Probablement parce que l'anxiété commençait à monter, son mouvement se stoppa net.Pour des questions qu'il ne se serait jamais posé auparavant. Pour des souvenirs un peu désagréables, aussi, et pour toutes ces fois où il avait simplement imposé son raisonnement et sa conclusion sous la bannière de la pertinence, sans vraiment penser à demander aux gens où ils voudraient aller. Pour toutes ces fois où il ne s'était pas demandé s'il méritait seulement qu'on le suive ou qu'on l'écoute.

« Donc.. hmm… » bafouilla-t-il, avec une hésitation marquée.

Bordel. Je suis à l'ouest parce qu'un gamin et un chien se sont foutus de moi.
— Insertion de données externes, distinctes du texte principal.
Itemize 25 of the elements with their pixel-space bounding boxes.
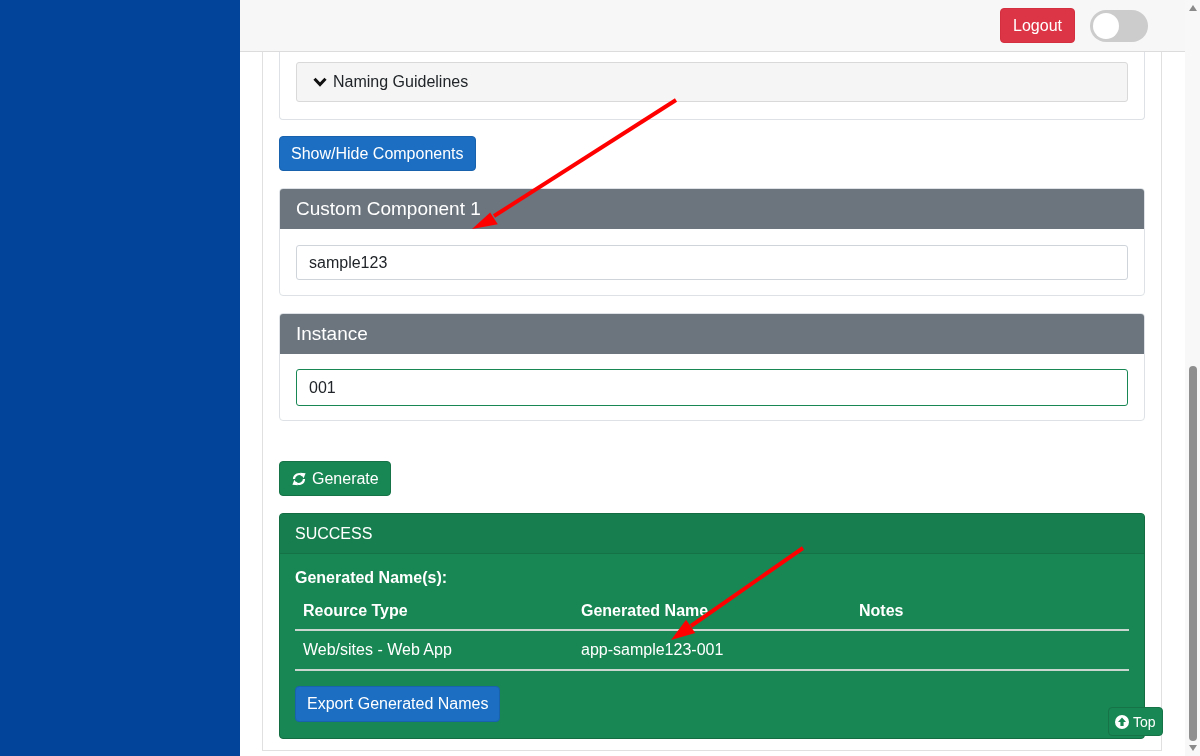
card-header: SUCCESS bbox=[280, 514, 1144, 554]
text-input[interactable]: 001 bbox=[296, 369, 1128, 406]
column-header: Generated Name bbox=[581, 602, 709, 619]
column-header: Reource Type bbox=[303, 602, 408, 619]
card-header: Custom Component 1 bbox=[280, 189, 1144, 229]
scrollbar[interactable] bbox=[1185, 0, 1200, 756]
scrollbar-thumb[interactable] bbox=[1188, 366, 1197, 741]
arrow-up-circle-icon bbox=[1115, 714, 1129, 729]
text-input[interactable]: sample123 bbox=[296, 245, 1128, 280]
scroll-up-icon[interactable] bbox=[1188, 5, 1197, 11]
guidelines-toggle[interactable]: Naming Guidelines bbox=[296, 62, 1128, 102]
result-heading: Generated Name(s): bbox=[295, 568, 449, 588]
table-cell: app-sample123-001 bbox=[581, 641, 724, 658]
column-header: Notes bbox=[859, 602, 904, 619]
show-hide-components-button[interactable]: Show/Hide Components bbox=[279, 136, 476, 171]
toggle-switch[interactable] bbox=[1090, 9, 1148, 42]
card-header: Instance bbox=[280, 314, 1144, 354]
logout-button[interactable]: Logout bbox=[1000, 8, 1075, 43]
scroll-down-icon[interactable] bbox=[1188, 745, 1197, 751]
refresh-icon bbox=[291, 471, 307, 486]
table-cell: Web/sites - Web App bbox=[303, 641, 452, 658]
generate-button[interactable]: Generate bbox=[279, 461, 391, 496]
back-to-top-button[interactable]: Top bbox=[1108, 707, 1163, 736]
export-button[interactable]: Export Generated Names bbox=[295, 686, 501, 722]
chevron-icon bbox=[313, 77, 327, 87]
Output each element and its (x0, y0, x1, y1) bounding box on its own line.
C'est complètement con.

C'est les ongles légèrement plantés sans la paume de ses mains qu'il lui répondit enfin :
« Il serait possible d'essayer une porte autour, ou d'envisager de leur laisser ce couloir pour aller en voir un autre, ou de redescendre.. »

Il fixait Alev pour y guetter la moindre réaction, mais probablement sans la moindre idée de comment interpréter ce qu'il verrait.

« Tu peux choisir. » termina-t-il, plus confiant, comme s'il avait soudainement trouvé la manière finir sa phrase.

"Tu peux choisir" était sans doute une façon particulièrement maladroite de dire "je m'en remets à toi, choisis pour nous", mais il ne venait pas encore à l'esprit d'Al que cela pouvait aussi sonner comme quelque chose de beaucoup plus arrogant, et laisser entendre à Alev qu'elle avait exceptionnellement la permission de participer à la prise de décision.

Il était plus facile de jouer les crevards égocentriques et perchés.

Résumé:
Al dit "oui tu veux aller où ?" à sa façon, illustrant par la même qu'il est mauvais en social et complètement paumé par rapport à la façon d'interagir dans l'esquisse.